The deeper issue is what does enjoying degradation -- either your own or someone else's -- say about a person's sense of self-worth. All I can tell you is that members of the S&M/kink/fetish community have special needs and interests and look at things quite differently from the rest of us. When it comes to gay men, does self-hatred, which leads to hatred of other gay men or hatred of gay activity, have something to do with the obsession with hurting and degrading other men (or being "victim" of same)? You're right that gay members of the S&M community would probably object most strongly. Still most of the members of that community I've met are less interested in giving or enjoying another's pain than they are in role-playing -- the whole bondage and discipline and master/slave bit. [Undoubtedly many find that distasteful -- who would want to be a slave -- but in most cases it's mostly for extra titillation and never goes too far.]
If you think you're spending too much time watching these movies and especially if they make you feel bad about yourself, substitute something that won't create those negative feelings.

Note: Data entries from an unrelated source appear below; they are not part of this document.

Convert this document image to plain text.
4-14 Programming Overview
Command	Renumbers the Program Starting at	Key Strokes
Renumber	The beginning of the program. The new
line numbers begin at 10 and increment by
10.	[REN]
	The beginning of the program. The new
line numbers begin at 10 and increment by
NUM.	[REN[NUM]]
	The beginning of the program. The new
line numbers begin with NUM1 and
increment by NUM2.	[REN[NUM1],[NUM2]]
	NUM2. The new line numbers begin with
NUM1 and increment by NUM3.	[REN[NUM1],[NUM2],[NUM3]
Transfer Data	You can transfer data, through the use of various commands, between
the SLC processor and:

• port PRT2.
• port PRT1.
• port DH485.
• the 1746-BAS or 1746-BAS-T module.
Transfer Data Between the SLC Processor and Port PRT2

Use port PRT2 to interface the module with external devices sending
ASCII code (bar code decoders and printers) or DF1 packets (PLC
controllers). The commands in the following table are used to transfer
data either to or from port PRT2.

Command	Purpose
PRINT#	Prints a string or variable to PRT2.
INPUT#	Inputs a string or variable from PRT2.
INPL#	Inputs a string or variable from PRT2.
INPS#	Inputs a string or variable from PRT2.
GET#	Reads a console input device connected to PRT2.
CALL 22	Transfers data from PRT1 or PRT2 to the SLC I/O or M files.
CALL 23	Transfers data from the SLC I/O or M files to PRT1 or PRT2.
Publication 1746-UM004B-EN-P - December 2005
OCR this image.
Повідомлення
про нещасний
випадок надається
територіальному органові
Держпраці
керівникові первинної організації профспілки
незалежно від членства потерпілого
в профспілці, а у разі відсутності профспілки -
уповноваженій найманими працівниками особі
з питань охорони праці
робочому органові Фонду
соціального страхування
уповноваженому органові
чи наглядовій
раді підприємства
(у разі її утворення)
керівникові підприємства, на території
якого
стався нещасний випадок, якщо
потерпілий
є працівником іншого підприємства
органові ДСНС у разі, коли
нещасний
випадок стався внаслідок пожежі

It could be some deep-rooted internalized homophobia, shame or guilt over being gay, that might make you enjoy stuff in which men are brutalized and degraded. Only a gay or gay-friendly therapist can help you get to the root of it, and it's something you might consider if you find you can't stop watching the stuff and it only makes you feel worse and worse.
Lastly, as for how the Internet can change people, well, it can certainly provide lots of fodder for fetishes -- healthy and less so -- of all kinds, and mini-communities of people who are into all sorts of shit [literally, some times]. In some cases this can help people feel less strange and alone, but sometimes it only makes a bad situation worse by feeding the fetish until it overtakes everything else. Again, a therapist can help in the latter cases.